Any brisket could be pot roast, but not all pot roasts are brisket. Confused yet? Once and for all, to set the record straight:
Brisket is a specific cut of meat. Pot roast is a method of preparation.
This is what I tell myself, as if it was that neat and clean, but the truth is the lines are blurry and overlapping, especially depending on who you ask. Brisket can become a pot roast if you toss it into a slow cooker, drowning it in broth and aromatics until it practically shreds itself. You could call that a Jewish pot roast with ease, but a born-and-bred Texan might run you right out of town for that declaration. In these parts, brisket must be smoked low and slow over dry heat, not stewed into oblivion.
Hot Take for a Hot Pot
In the spirit of the holidays, let’s just say that everyone’s right. Let’s put down the pitch forks and pick up the dinner forks, shall we? I made a more conventional take on a vegan holiday brisket last year, which I still consider one of my crowning culinary achievements. This time around, to make something I could classify as a pot roast, I thought it was high time to examine the meat of the matter.
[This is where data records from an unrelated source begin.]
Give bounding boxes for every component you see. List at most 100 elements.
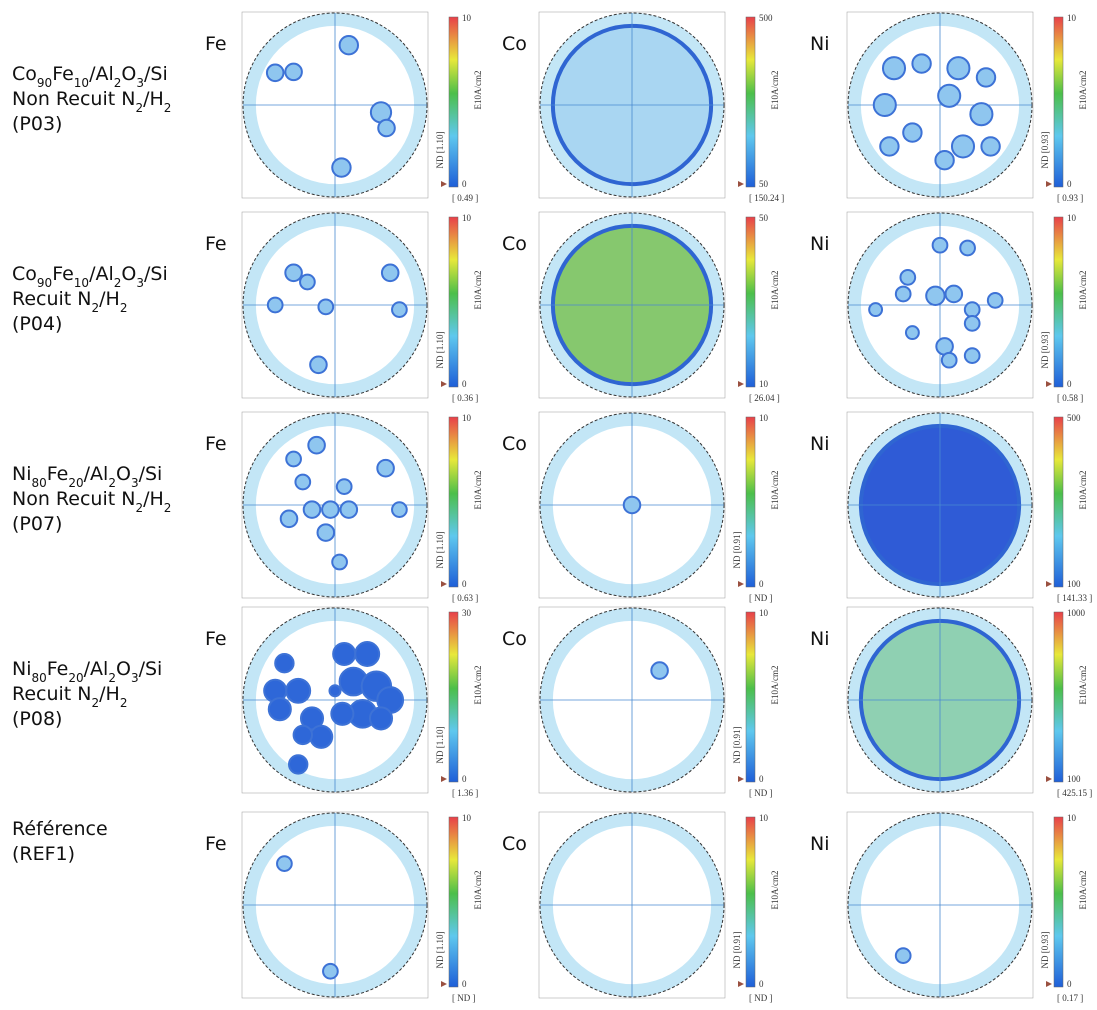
element-label: Fe (205, 628, 227, 650)
sample-label: (P04) (12, 313, 62, 335)
subscript: 2 (108, 476, 116, 490)
element-label: Co (502, 33, 527, 55)
nd-marker (738, 181, 744, 187)
colorbar-min: 0 (1067, 979, 1072, 989)
spot (963, 347, 981, 364)
colorbar-min: 0 (759, 774, 764, 784)
nd-marker (1046, 981, 1052, 987)
bottom-value: [ 0.17 ] (1057, 993, 1083, 1003)
subscript: 3 (131, 671, 139, 685)
frame (846, 411, 1034, 599)
colorbar (448, 611, 459, 783)
label-part: /H (99, 683, 120, 705)
colorbar-min: 0 (462, 579, 467, 589)
spot (391, 301, 408, 318)
label-part: /Si (139, 463, 163, 485)
colorbar (448, 416, 459, 588)
colorbar (1053, 16, 1064, 188)
colorbar (448, 16, 459, 188)
colorbar-min: 0 (462, 179, 467, 189)
label-part: /Si (144, 63, 168, 85)
spot (391, 501, 408, 518)
bottom-value: [ ND ] (749, 788, 773, 798)
sample-label: Co90Fe10/Al2O3/Si (12, 263, 168, 290)
sample-label: Ni80Fe20/Al2O3/Si (12, 463, 162, 490)
colorbar-min: 0 (1067, 379, 1072, 389)
wafer-panel: Fe 10 0 E10A/cm2 ND [1.10] [ ND ] (205, 811, 483, 1003)
colorbar-max: 500 (1067, 413, 1081, 423)
subscript: 10 (74, 276, 89, 290)
nd-marker (738, 776, 744, 782)
spot (284, 62, 303, 82)
spot (380, 263, 400, 283)
spot (902, 122, 923, 143)
spot (872, 92, 897, 118)
spot (354, 641, 381, 667)
bottom-value: [ 0.49 ] (452, 193, 478, 203)
label-part: Référence (12, 818, 108, 840)
frame (538, 211, 726, 399)
unit-label: E10A/cm2 (1078, 71, 1088, 110)
label-part: Ni (12, 658, 32, 680)
nd-marker (738, 981, 744, 987)
sample-label: Ni80Fe20/Al2O3/Si (12, 658, 162, 685)
sample-label: Référence (12, 818, 108, 840)
bottom-value: [ 26.04 ] (749, 393, 780, 403)
spot (937, 83, 962, 108)
spot (969, 102, 994, 127)
spot (276, 855, 293, 872)
label-part: Non Recuit N (12, 488, 135, 510)
label-part: Fe (47, 658, 69, 680)
subscript: 2 (92, 301, 100, 315)
element-label: Ni (810, 433, 830, 455)
frame (846, 11, 1034, 199)
frame (241, 811, 429, 999)
wafer-panel: Fe 10 0 E10A/cm2 ND [1.10] [ 0.49 ] (205, 11, 483, 203)
frame (538, 411, 726, 599)
wafer-panel: Fe 30 0 E10A/cm2 ND [1.10] [ 1.36 ] (205, 606, 483, 798)
label-part: /H (143, 88, 164, 110)
label-part: (REF1) (12, 843, 75, 865)
spot (328, 684, 342, 698)
label-part: Co (12, 263, 37, 285)
subscript: 90 (37, 76, 52, 90)
frame (846, 606, 1034, 794)
nd-label: ND [1.10] (435, 727, 445, 764)
unit-label: E10A/cm2 (1078, 471, 1088, 510)
unit-label: E10A/cm2 (1078, 271, 1088, 310)
colorbar-min: 100 (1067, 579, 1081, 589)
nd-label: ND [0.93] (1040, 332, 1050, 369)
bottom-value: [ ND ] (452, 993, 476, 1003)
spot (279, 509, 299, 529)
sample-label: Non Recuit N2/H2 (12, 488, 171, 515)
label-part: Fe (52, 63, 74, 85)
nd-marker (1046, 581, 1052, 587)
label-part: O (116, 463, 131, 485)
element-label: Ni (810, 833, 830, 855)
colorbar (1053, 816, 1064, 988)
colorbar-min: 0 (462, 774, 467, 784)
subscript: 2 (120, 301, 128, 315)
colorbar-min: 0 (759, 979, 764, 989)
colorbar-max: 1000 (1067, 608, 1086, 618)
subscript: 2 (92, 696, 100, 710)
element-label: Co (502, 233, 527, 255)
sample-label: Recuit N2/H2 (12, 683, 128, 710)
colorbar-max: 10 (462, 13, 472, 23)
frame (241, 211, 429, 399)
unit-label: E10A/cm2 (770, 471, 780, 510)
spot (267, 697, 292, 722)
colorbar-max: 30 (462, 608, 472, 618)
label-part: Fe (52, 263, 74, 285)
spot (925, 285, 946, 306)
element-label: Ni (810, 628, 830, 650)
spot (904, 325, 920, 341)
spot (274, 653, 295, 674)
label-part: /Al (89, 263, 114, 285)
nd-marker (1046, 181, 1052, 187)
spot (946, 56, 971, 81)
spot (377, 118, 396, 138)
spot (950, 134, 976, 159)
unit-label: E10A/cm2 (1078, 666, 1088, 705)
Hen-of-the-Woods in Every Pot
Now, the star of the show isn’t seitan, but mushrooms. Big, feathery clusters of maitake, also called hen-of-the-woods, with their wild, ruffled edges and umami depth that’s downright meaty, maintain a distinctly fibrous yet tender texture, not unlike shredded beef. The protein not the cut for pot roast is a crucial element of what makes the dish, which is why it translates so seamlessly to a plant-based table.
Marvels of Maitake
I used dried maitake here not just for their concentrated flavor or long shelf life, though both are undeniable perks, but because they’re the embodiment of wealth and abundance for me. Every fall, my mom forages them from the wilderness of suburban Connecticut, scouring the base of old oaks with the focus of a seasoned treasure hunter. She dries them carefully, filling mason jars and brown paper bags with feathery clusters that smell like the forest floor after rain. Rehydrated, they spring back to life with even more intensity, deep and woodsy with a hint of smoke. You could substitute roughly a pound of fresh maitake if you don’t have that same incredible fortune.
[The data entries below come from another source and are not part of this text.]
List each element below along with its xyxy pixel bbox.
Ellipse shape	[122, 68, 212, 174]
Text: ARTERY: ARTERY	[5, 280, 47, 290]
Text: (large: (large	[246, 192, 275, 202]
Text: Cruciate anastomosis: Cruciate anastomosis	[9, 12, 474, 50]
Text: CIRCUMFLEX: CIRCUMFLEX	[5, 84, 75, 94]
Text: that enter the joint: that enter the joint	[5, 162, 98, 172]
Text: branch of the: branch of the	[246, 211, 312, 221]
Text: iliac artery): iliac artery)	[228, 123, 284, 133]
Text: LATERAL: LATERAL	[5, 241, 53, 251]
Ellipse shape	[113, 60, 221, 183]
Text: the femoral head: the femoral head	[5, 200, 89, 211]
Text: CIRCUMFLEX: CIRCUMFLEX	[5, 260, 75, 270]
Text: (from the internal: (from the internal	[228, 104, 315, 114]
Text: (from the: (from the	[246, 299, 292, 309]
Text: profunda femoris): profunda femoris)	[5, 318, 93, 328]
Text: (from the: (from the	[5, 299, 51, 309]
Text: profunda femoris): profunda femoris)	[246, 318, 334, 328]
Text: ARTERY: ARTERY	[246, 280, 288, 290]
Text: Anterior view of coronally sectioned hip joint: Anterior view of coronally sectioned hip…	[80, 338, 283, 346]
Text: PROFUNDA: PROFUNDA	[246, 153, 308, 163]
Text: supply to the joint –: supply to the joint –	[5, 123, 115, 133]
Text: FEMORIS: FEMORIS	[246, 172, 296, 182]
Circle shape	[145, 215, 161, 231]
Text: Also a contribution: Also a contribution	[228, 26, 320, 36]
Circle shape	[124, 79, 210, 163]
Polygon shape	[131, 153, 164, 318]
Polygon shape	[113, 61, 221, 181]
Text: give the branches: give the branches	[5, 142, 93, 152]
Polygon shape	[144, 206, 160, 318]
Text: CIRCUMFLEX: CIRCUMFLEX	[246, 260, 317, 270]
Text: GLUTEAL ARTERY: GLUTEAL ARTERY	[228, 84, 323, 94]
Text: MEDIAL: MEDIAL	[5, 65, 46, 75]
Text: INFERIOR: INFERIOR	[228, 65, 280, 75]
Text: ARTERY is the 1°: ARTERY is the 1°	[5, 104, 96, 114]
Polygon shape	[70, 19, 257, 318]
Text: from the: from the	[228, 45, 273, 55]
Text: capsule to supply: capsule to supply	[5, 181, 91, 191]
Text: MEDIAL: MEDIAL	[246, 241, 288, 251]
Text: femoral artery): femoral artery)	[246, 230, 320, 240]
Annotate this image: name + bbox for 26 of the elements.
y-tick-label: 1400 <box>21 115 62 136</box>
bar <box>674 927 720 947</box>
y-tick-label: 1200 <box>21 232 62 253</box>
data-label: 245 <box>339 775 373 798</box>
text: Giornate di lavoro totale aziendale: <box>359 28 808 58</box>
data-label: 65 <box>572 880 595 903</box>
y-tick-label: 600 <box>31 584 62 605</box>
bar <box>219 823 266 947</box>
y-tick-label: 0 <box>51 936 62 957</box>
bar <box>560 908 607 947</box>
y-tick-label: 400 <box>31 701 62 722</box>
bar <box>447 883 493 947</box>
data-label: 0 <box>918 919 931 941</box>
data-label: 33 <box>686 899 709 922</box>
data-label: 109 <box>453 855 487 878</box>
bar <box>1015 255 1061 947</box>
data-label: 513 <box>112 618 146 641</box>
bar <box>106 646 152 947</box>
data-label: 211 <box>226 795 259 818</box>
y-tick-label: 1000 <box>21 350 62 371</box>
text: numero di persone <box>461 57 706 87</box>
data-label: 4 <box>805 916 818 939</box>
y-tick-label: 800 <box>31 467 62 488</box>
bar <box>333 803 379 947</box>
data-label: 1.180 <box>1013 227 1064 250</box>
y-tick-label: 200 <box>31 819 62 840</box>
A Pot Roast by Any Other Name
Somewhere, a food purist is clutching their pearls, muttering about prime cuts and the Maillard reaction. They’ll say it’s not a roast if it doesn’t begin with marbled beef and end in pan drippings. But when I press a spoon against a tender heap of maitake mushrooms that have been stewed into supple submission, bathed in onion-y gravy and served alongside carrots and potatoes that melt in you mouth, I’m not thinking about taxonomy. I’m thinking about warmth, comfort, and how the house smells like the Hanukkahs of my childhood.